Avis de gros temps pour le commerce maritime international à l’entame de cette année 2024 : les attaques des rebelles houthis en mer Rouge produisent une remontée brutale des taux de fret, couplée à un début de désorganisation des chaînes logistiques.

Depuis la mi-décembre, la plupart des grosses sociétés maritimes internationales ont décidé de dérouter leurs navires pour éviter le passage par le canal de Suez, par lequel transite habituellement 12 % du commerce mondial.

Les vaisseaux contournent désormais l’Afrique en passant par le cap de Bonne-Espérance, ce qui rallonge le voyage entre l’Asie et l’Europe de 10 à 20 jours en moyenne, selon Arthur Barillas, directeur général d’Ovrsea, un commissionnaire de transport.

Les sociétés maritimes ont déjà annoncé des hausses de tarifs importantes pour couvrir les frais liés à ce détour. CMA-CGM a doublé le prix d’un conteneur de 40 pieds entre l’Asie et la Méditerranée (de 3000 $ à 6000 $ US, soit entre 4000 $ et 8000 $ CAN).

Même chose pour le leader du secteur, l’italo-suisse MSC, dont les tarifs sont passés de 2900 $ US à 5900 $ US pour le transport d’un conteneur de 40 pieds sur le même trajet.

Les attaques des rebelles houthis en mer Rouge – 23 depuis le 19 octobre, selon l’armée américaine – en représailles des bombardements israéliens sur Gaza ont conduit à ces soudaines hausses de tarifs, mais pas seulement.

« Il y a un vrai afflux en provenance d’Asie », explique M. Barillas. Jusqu’au Nouvel An chinois, le 10 février, « tous les bateaux sont pleins », assure-t-il.

Les clients se pressent de faire acheminer leurs marchandises avant ces célébrations qui mettent le pays, premier exportateur mondial, à l’arrêt pendant une semaine.

Face à cela, « la concurrence réagit de manière uniforme. Il y a 10 compagnies qui se partagent 80 à 90 % du volume [de marchandises] transporté et toutes affichent des taux très élevés, car les bateaux sont pleins », souligne-t-il.

L’un des indicateurs de référence pour mesurer le taux (tarif) de fret des marchandises acheminées depuis la Chine, le Shanghai Containarized Freight Index (SCFI), a quasiment doublé en quelques semaines.

Une hausse aussi brutale rappelle les années de COVID-19, au cours desquelles les taux de fret avaient atteint des niveaux inédits dans l’histoire du transport maritime international en raison de la désorganisation des chaînes logistiques.

Cependant, « tout le monde ne paie pas le double. Seulement quelques-uns », assure Niels Rasmussen, analyste en chef pour BIMCO, principale association mondiale de transporteurs maritimes.

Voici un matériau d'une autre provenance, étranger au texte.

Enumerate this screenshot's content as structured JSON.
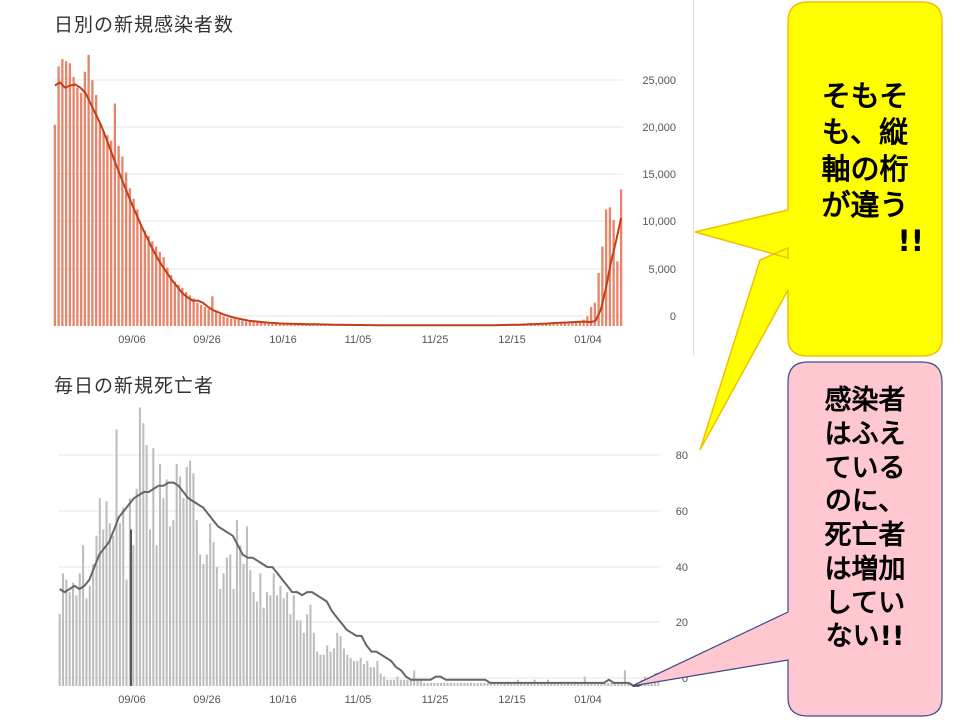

En effet, la plupart des entreprises ne paient pas les taux « spot », mais ont des contrats de long terme avec les grandes sociétés maritimes. « Si vous regardez le tarif moyen pour tout ce qui sort de Chine et passe par la majeure partie de l’Europe et de la Méditerranée, vous constaterez que l’augmentation est de 15 à 20 % », précise M. Rasmussen.

Élections à Taïwan

Les professionnels constatent aussi une pénurie de conteneurs en Asie en raison de la durée plus longue des voyages.

Pour autant, « les transporteurs sont bien mieux armés pour gérer opérationnellement ces déroutements comparés aux perturbations observées durant la pandémie », affirme la plateforme israélienne de réservation et de paiement de fret Freightos dans sa note hebdomadaire.

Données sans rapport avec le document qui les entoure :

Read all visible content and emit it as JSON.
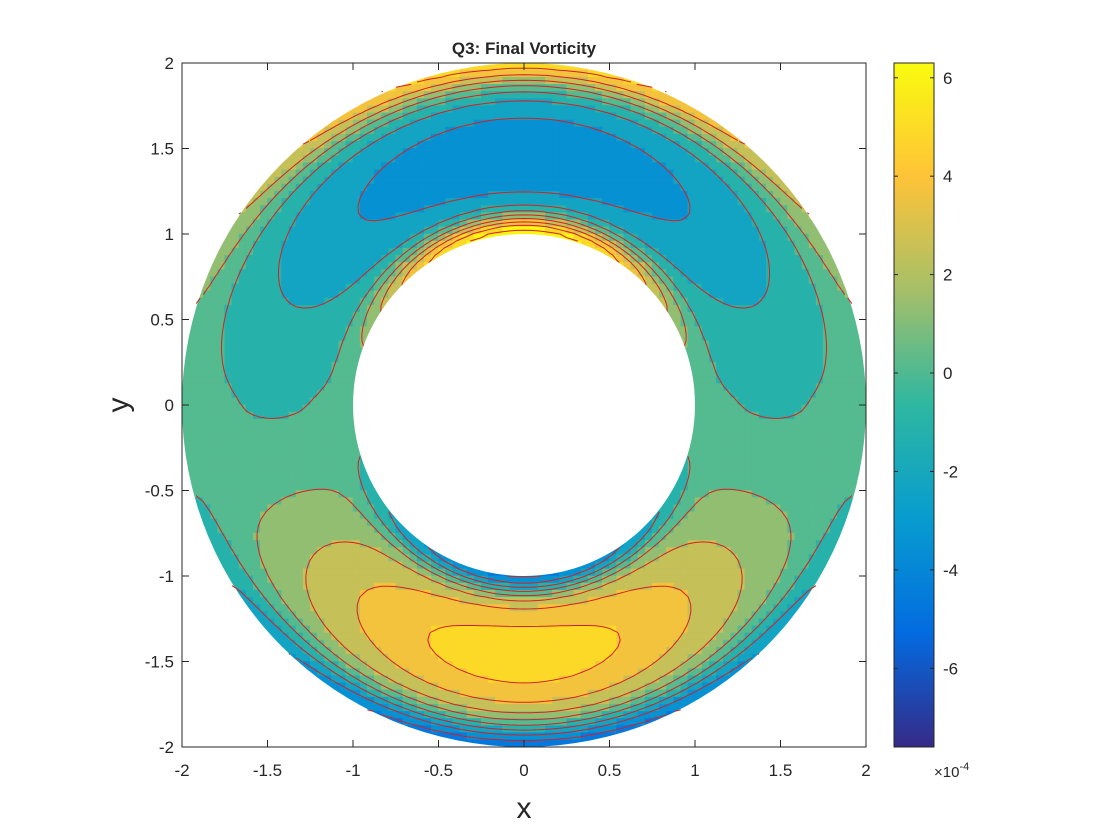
{
  "chart_data": {
    "type": "contour",
    "title": "Q3: Final Vorticity",
    "xlabel": "x",
    "ylabel": "y",
    "xlim": [
      -2,
      2
    ],
    "ylim": [
      -2,
      2
    ],
    "xticks": [
      "-2",
      "-1.5",
      "-1",
      "-0.5",
      "0",
      "0.5",
      "1",
      "1.5",
      "2"
    ],
    "yticks": [
      "2",
      "1.5",
      "1",
      "0.5",
      "0",
      "-0.5",
      "-1",
      "-1.5",
      "-2"
    ],
    "domain": {
      "shape": "annulus",
      "inner_radius": 1,
      "outer_radius": 2
    },
    "colorbar": {
      "colormap": "parula",
      "range": [
        -7.6,
        6.3
      ],
      "ticks": [
        "6",
        "4",
        "2",
        "0",
        "-2",
        "-4",
        "-6"
      ],
      "scale_label": "×10",
      "scale_exponent": "-4"
    },
    "contour_line_color": "#d62020",
    "field_features": [
      {
        "location": [
          0,
          1.48
        ],
        "sign": "negative",
        "approx_value": -4.8
      },
      {
        "location": [
          0,
          -1.48
        ],
        "sign": "positive",
        "approx_value": 4.0
      },
      {
        "location": [
          0,
          1.02
        ],
        "sign": "positive",
        "approx_value": 6.3
      },
      {
        "location": [
          0,
          -1.02
        ],
        "sign": "negative",
        "approx_value": -7.6
      },
      {
        "location": [
          0,
          1.98
        ],
        "sign": "positive",
        "approx_value": 4.0
      },
      {
        "location": [
          0,
          -1.98
        ],
        "sign": "negative",
        "approx_value": -6.0
      }
    ]
  }
}
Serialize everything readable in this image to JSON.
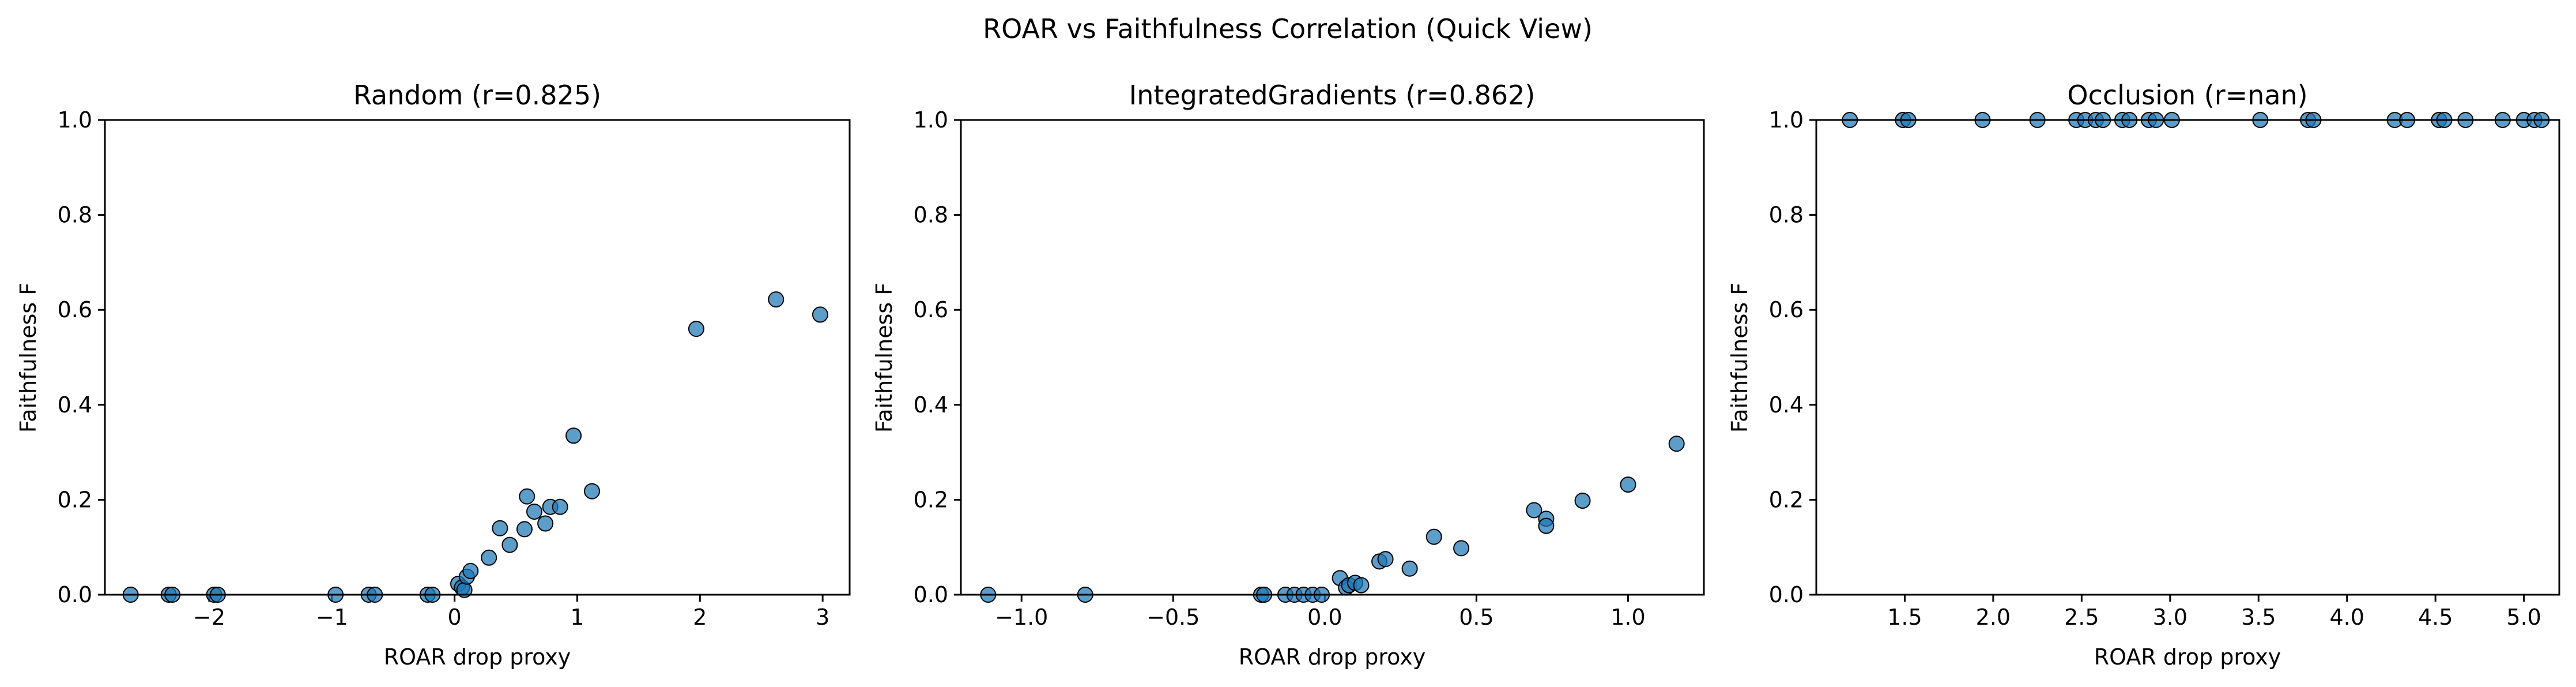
{
  "figure": {
    "suptitle": "ROAR vs Faithfulness Correlation (Quick View)"
  },
  "chart_data": [
    {
      "type": "scatter",
      "title": "Random (r=0.825)",
      "xlabel": "ROAR drop proxy",
      "ylabel": "Faithfulness F",
      "xlim": [
        -2.85,
        3.22
      ],
      "ylim": [
        0,
        1
      ],
      "xticks": [
        -2,
        -1,
        0,
        1,
        2,
        3
      ],
      "xtick_labels": [
        "−2",
        "−1",
        "0",
        "1",
        "2",
        "3"
      ],
      "yticks": [
        0,
        0.2,
        0.4,
        0.6,
        0.8,
        1.0
      ],
      "ytick_labels": [
        "0.0",
        "0.2",
        "0.4",
        "0.6",
        "0.8",
        "1.0"
      ],
      "marker_color": "#1f77b4",
      "points": [
        {
          "x": -2.64,
          "y": 0.0
        },
        {
          "x": -2.33,
          "y": 0.0
        },
        {
          "x": -2.3,
          "y": 0.0
        },
        {
          "x": -1.96,
          "y": 0.0
        },
        {
          "x": -1.93,
          "y": 0.0
        },
        {
          "x": -0.97,
          "y": 0.0
        },
        {
          "x": -0.7,
          "y": 0.0
        },
        {
          "x": -0.65,
          "y": 0.0
        },
        {
          "x": -0.22,
          "y": 0.0
        },
        {
          "x": -0.18,
          "y": 0.0
        },
        {
          "x": 0.03,
          "y": 0.023
        },
        {
          "x": 0.06,
          "y": 0.015
        },
        {
          "x": 0.08,
          "y": 0.01
        },
        {
          "x": 0.1,
          "y": 0.038
        },
        {
          "x": 0.13,
          "y": 0.05
        },
        {
          "x": 0.28,
          "y": 0.078
        },
        {
          "x": 0.37,
          "y": 0.14
        },
        {
          "x": 0.45,
          "y": 0.105
        },
        {
          "x": 0.57,
          "y": 0.138
        },
        {
          "x": 0.59,
          "y": 0.207
        },
        {
          "x": 0.65,
          "y": 0.175
        },
        {
          "x": 0.74,
          "y": 0.15
        },
        {
          "x": 0.78,
          "y": 0.185
        },
        {
          "x": 0.86,
          "y": 0.185
        },
        {
          "x": 0.97,
          "y": 0.335
        },
        {
          "x": 1.12,
          "y": 0.218
        },
        {
          "x": 1.97,
          "y": 0.56
        },
        {
          "x": 2.62,
          "y": 0.622
        },
        {
          "x": 2.98,
          "y": 0.59
        }
      ]
    },
    {
      "type": "scatter",
      "title": "IntegratedGradients (r=0.862)",
      "xlabel": "ROAR drop proxy",
      "ylabel": "Faithfulness F",
      "xlim": [
        -1.2,
        1.25
      ],
      "ylim": [
        0,
        1
      ],
      "xticks": [
        -1.0,
        -0.5,
        0.0,
        0.5,
        1.0
      ],
      "xtick_labels": [
        "−1.0",
        "−0.5",
        "0.0",
        "0.5",
        "1.0"
      ],
      "yticks": [
        0,
        0.2,
        0.4,
        0.6,
        0.8,
        1.0
      ],
      "ytick_labels": [
        "0.0",
        "0.2",
        "0.4",
        "0.6",
        "0.8",
        "1.0"
      ],
      "marker_color": "#1f77b4",
      "points": [
        {
          "x": -1.11,
          "y": 0.0
        },
        {
          "x": -0.79,
          "y": 0.0
        },
        {
          "x": -0.21,
          "y": 0.0
        },
        {
          "x": -0.2,
          "y": 0.0
        },
        {
          "x": -0.13,
          "y": 0.0
        },
        {
          "x": -0.1,
          "y": 0.0
        },
        {
          "x": -0.07,
          "y": 0.0
        },
        {
          "x": -0.04,
          "y": 0.0
        },
        {
          "x": -0.01,
          "y": 0.0
        },
        {
          "x": 0.05,
          "y": 0.035
        },
        {
          "x": 0.07,
          "y": 0.015
        },
        {
          "x": 0.08,
          "y": 0.02
        },
        {
          "x": 0.1,
          "y": 0.025
        },
        {
          "x": 0.12,
          "y": 0.02
        },
        {
          "x": 0.18,
          "y": 0.07
        },
        {
          "x": 0.2,
          "y": 0.075
        },
        {
          "x": 0.28,
          "y": 0.055
        },
        {
          "x": 0.36,
          "y": 0.122
        },
        {
          "x": 0.45,
          "y": 0.098
        },
        {
          "x": 0.69,
          "y": 0.178
        },
        {
          "x": 0.73,
          "y": 0.16
        },
        {
          "x": 0.73,
          "y": 0.145
        },
        {
          "x": 0.85,
          "y": 0.198
        },
        {
          "x": 1.0,
          "y": 0.232
        },
        {
          "x": 1.16,
          "y": 0.318
        }
      ]
    },
    {
      "type": "scatter",
      "title": "Occlusion (r=nan)",
      "xlabel": "ROAR drop proxy",
      "ylabel": "Faithfulness F",
      "xlim": [
        1.0,
        5.2
      ],
      "ylim": [
        0,
        1
      ],
      "xticks": [
        1.5,
        2.0,
        2.5,
        3.0,
        3.5,
        4.0,
        4.5,
        5.0
      ],
      "xtick_labels": [
        "1.5",
        "2.0",
        "2.5",
        "3.0",
        "3.5",
        "4.0",
        "4.5",
        "5.0"
      ],
      "yticks": [
        0,
        0.2,
        0.4,
        0.6,
        0.8,
        1.0
      ],
      "ytick_labels": [
        "0.0",
        "0.2",
        "0.4",
        "0.6",
        "0.8",
        "1.0"
      ],
      "marker_color": "#1f77b4",
      "points": [
        {
          "x": 1.19,
          "y": 1.0
        },
        {
          "x": 1.49,
          "y": 1.0
        },
        {
          "x": 1.52,
          "y": 1.0
        },
        {
          "x": 1.94,
          "y": 1.0
        },
        {
          "x": 2.25,
          "y": 1.0
        },
        {
          "x": 2.47,
          "y": 1.0
        },
        {
          "x": 2.52,
          "y": 1.0
        },
        {
          "x": 2.58,
          "y": 1.0
        },
        {
          "x": 2.62,
          "y": 1.0
        },
        {
          "x": 2.73,
          "y": 1.0
        },
        {
          "x": 2.77,
          "y": 1.0
        },
        {
          "x": 2.88,
          "y": 1.0
        },
        {
          "x": 2.92,
          "y": 1.0
        },
        {
          "x": 3.01,
          "y": 1.0
        },
        {
          "x": 3.51,
          "y": 1.0
        },
        {
          "x": 3.78,
          "y": 1.0
        },
        {
          "x": 3.81,
          "y": 1.0
        },
        {
          "x": 4.27,
          "y": 1.0
        },
        {
          "x": 4.34,
          "y": 1.0
        },
        {
          "x": 4.52,
          "y": 1.0
        },
        {
          "x": 4.55,
          "y": 1.0
        },
        {
          "x": 4.67,
          "y": 1.0
        },
        {
          "x": 4.88,
          "y": 1.0
        },
        {
          "x": 5.0,
          "y": 1.0
        },
        {
          "x": 5.06,
          "y": 1.0
        },
        {
          "x": 5.1,
          "y": 1.0
        }
      ]
    }
  ]
}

Les entreprises ont en effet utilisé les profits faramineux engrangés en 2021 et en 2022 pour acheter des centaines de nouveaux bateaux qui commencent à être livrés.

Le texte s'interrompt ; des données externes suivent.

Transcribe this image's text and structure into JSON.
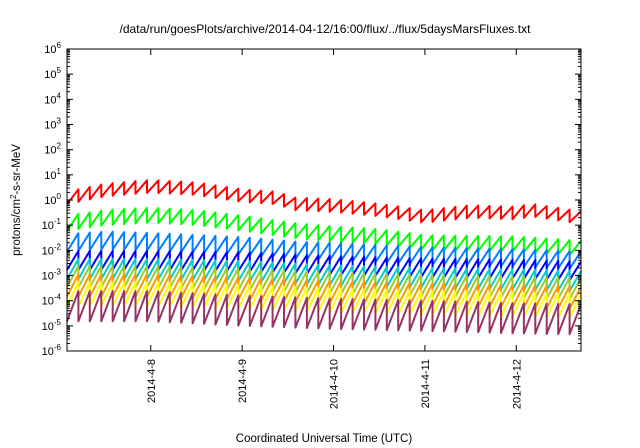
{
  "chart_data": {
    "type": "line",
    "title": "/data/run/goesPlots/archive/2014-04-12/16:00/flux/../flux/5daysMarsFluxes.txt",
    "xlabel": "Coordinated Universal Time (UTC)",
    "ylabel": {
      "prefix": "protons/cm",
      "sup": "2",
      "suffix": "-s-sr-MeV"
    },
    "y_scale": "log",
    "ylim": [
      1e-06,
      1000000.0
    ],
    "y_ticks": [
      {
        "value": 1e-06,
        "base": "10",
        "exp": "-6"
      },
      {
        "value": 1e-05,
        "base": "10",
        "exp": "-5"
      },
      {
        "value": 0.0001,
        "base": "10",
        "exp": "-4"
      },
      {
        "value": 0.001,
        "base": "10",
        "exp": "-3"
      },
      {
        "value": 0.01,
        "base": "10",
        "exp": "-2"
      },
      {
        "value": 0.1,
        "base": "10",
        "exp": "-1"
      },
      {
        "value": 1,
        "base": "10",
        "exp": "0"
      },
      {
        "value": 10,
        "base": "10",
        "exp": "1"
      },
      {
        "value": 100,
        "base": "10",
        "exp": "2"
      },
      {
        "value": 1000,
        "base": "10",
        "exp": "3"
      },
      {
        "value": 10000,
        "base": "10",
        "exp": "4"
      },
      {
        "value": 100000,
        "base": "10",
        "exp": "5"
      },
      {
        "value": 1000000,
        "base": "10",
        "exp": "6"
      }
    ],
    "x_range": [
      "2014-04-07 02:00",
      "2014-04-12 17:00"
    ],
    "x_ticks": [
      "2014-4-8",
      "2014-4-9",
      "2014-4-10",
      "2014-4-11",
      "2014-4-12"
    ],
    "x_tick_dates": [
      "2014-04-08",
      "2014-04-09",
      "2014-04-10",
      "2014-04-11",
      "2014-04-12"
    ],
    "sawtooth_period_hours": 3,
    "grid": false,
    "legend": "none",
    "series": [
      {
        "color": "#ff0000",
        "amp": 0.5,
        "points": [
          [
            "2014-04-07 02:00",
            1.2
          ],
          [
            "2014-04-07 12:00",
            2.5
          ],
          [
            "2014-04-08 00:00",
            3.5
          ],
          [
            "2014-04-08 12:00",
            2.8
          ],
          [
            "2014-04-09 00:00",
            1.5
          ],
          [
            "2014-04-09 09:00",
            1.2
          ],
          [
            "2014-04-09 14:00",
            0.7
          ],
          [
            "2014-04-10 00:00",
            0.6
          ],
          [
            "2014-04-10 12:00",
            0.4
          ],
          [
            "2014-04-11 00:00",
            0.22
          ],
          [
            "2014-04-11 06:00",
            0.28
          ],
          [
            "2014-04-11 12:00",
            0.35
          ],
          [
            "2014-04-12 00:00",
            0.3
          ],
          [
            "2014-04-12 04:00",
            0.4
          ],
          [
            "2014-04-12 17:00",
            0.2
          ]
        ]
      },
      {
        "color": "#00ff00",
        "amp": 0.6,
        "points": [
          [
            "2014-04-07 02:00",
            0.12
          ],
          [
            "2014-04-07 12:00",
            0.2
          ],
          [
            "2014-04-08 00:00",
            0.25
          ],
          [
            "2014-04-08 12:00",
            0.2
          ],
          [
            "2014-04-09 00:00",
            0.12
          ],
          [
            "2014-04-09 14:00",
            0.06
          ],
          [
            "2014-04-10 00:00",
            0.045
          ],
          [
            "2014-04-10 12:00",
            0.035
          ],
          [
            "2014-04-11 00:00",
            0.02
          ],
          [
            "2014-04-12 00:00",
            0.018
          ],
          [
            "2014-04-12 17:00",
            0.012
          ]
        ]
      },
      {
        "color": "#0080ff",
        "amp": 0.7,
        "points": [
          [
            "2014-04-07 02:00",
            0.02
          ],
          [
            "2014-04-07 12:00",
            0.025
          ],
          [
            "2014-04-08 00:00",
            0.022
          ],
          [
            "2014-04-09 00:00",
            0.015
          ],
          [
            "2014-04-09 14:00",
            0.01
          ],
          [
            "2014-04-10 00:00",
            0.009
          ],
          [
            "2014-04-11 00:00",
            0.006
          ],
          [
            "2014-04-12 00:00",
            0.005
          ],
          [
            "2014-04-12 17:00",
            0.004
          ]
        ]
      },
      {
        "color": "#0000ff",
        "amp": 0.75,
        "points": [
          [
            "2014-04-07 02:00",
            0.004
          ],
          [
            "2014-04-08 00:00",
            0.004
          ],
          [
            "2014-04-09 00:00",
            0.0035
          ],
          [
            "2014-04-10 00:00",
            0.0025
          ],
          [
            "2014-04-11 00:00",
            0.002
          ],
          [
            "2014-04-12 00:00",
            0.0018
          ],
          [
            "2014-04-12 17:00",
            0.0015
          ]
        ]
      },
      {
        "color": "#00cccc",
        "amp": 0.8,
        "points": [
          [
            "2014-04-07 02:00",
            0.0018
          ],
          [
            "2014-04-08 00:00",
            0.0018
          ],
          [
            "2014-04-09 00:00",
            0.0015
          ],
          [
            "2014-04-10 00:00",
            0.001
          ],
          [
            "2014-04-11 00:00",
            0.0008
          ],
          [
            "2014-04-12 00:00",
            0.0007
          ],
          [
            "2014-04-12 17:00",
            0.0006
          ]
        ]
      },
      {
        "color": "#99cc33",
        "amp": 0.85,
        "points": [
          [
            "2014-04-07 02:00",
            0.0009
          ],
          [
            "2014-04-08 00:00",
            0.0009
          ],
          [
            "2014-04-09 00:00",
            0.0007
          ],
          [
            "2014-04-10 00:00",
            0.0005
          ],
          [
            "2014-04-11 00:00",
            0.0004
          ],
          [
            "2014-04-12 00:00",
            0.00035
          ],
          [
            "2014-04-12 17:00",
            0.0003
          ]
        ]
      },
      {
        "color": "#ff9900",
        "amp": 0.9,
        "points": [
          [
            "2014-04-07 02:00",
            0.0004
          ],
          [
            "2014-04-08 00:00",
            0.0004
          ],
          [
            "2014-04-09 00:00",
            0.0003
          ],
          [
            "2014-04-10 00:00",
            0.00022
          ],
          [
            "2014-04-11 00:00",
            0.00018
          ],
          [
            "2014-04-12 00:00",
            0.00015
          ],
          [
            "2014-04-12 17:00",
            0.00013
          ]
        ]
      },
      {
        "color": "#ffff00",
        "amp": 0.95,
        "points": [
          [
            "2014-04-07 02:00",
            0.00018
          ],
          [
            "2014-04-08 00:00",
            0.00018
          ],
          [
            "2014-04-09 00:00",
            0.00014
          ],
          [
            "2014-04-10 00:00",
            0.0001
          ],
          [
            "2014-04-11 00:00",
            8e-05
          ],
          [
            "2014-04-12 00:00",
            7e-05
          ],
          [
            "2014-04-12 17:00",
            6e-05
          ]
        ]
      },
      {
        "color": "#993366",
        "amp": 1.2,
        "points": [
          [
            "2014-04-07 02:00",
            6e-05
          ],
          [
            "2014-04-08 00:00",
            6e-05
          ],
          [
            "2014-04-09 00:00",
            4e-05
          ],
          [
            "2014-04-10 00:00",
            3e-05
          ],
          [
            "2014-04-11 00:00",
            2.5e-05
          ],
          [
            "2014-04-12 00:00",
            2e-05
          ],
          [
            "2014-04-12 17:00",
            1.8e-05
          ]
        ]
      }
    ]
  }
}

Les attaques en mer Rouge ne sont pas les seules à troubler le commerce international. La sécheresse historique qui frappe le canal de Panamá, obligeant les autorités à ralentir le transit et les navires à patienter plus longtemps avant de pouvoir l’emprunter, perturbe aussi les échanges.

Surtout, les transporteurs scrutent avec attention l’issue des élections présidentielle et législatives à Taïwan, prévues le 13 janvier, de peur d’une autre crise impliquant la Chine dans la région.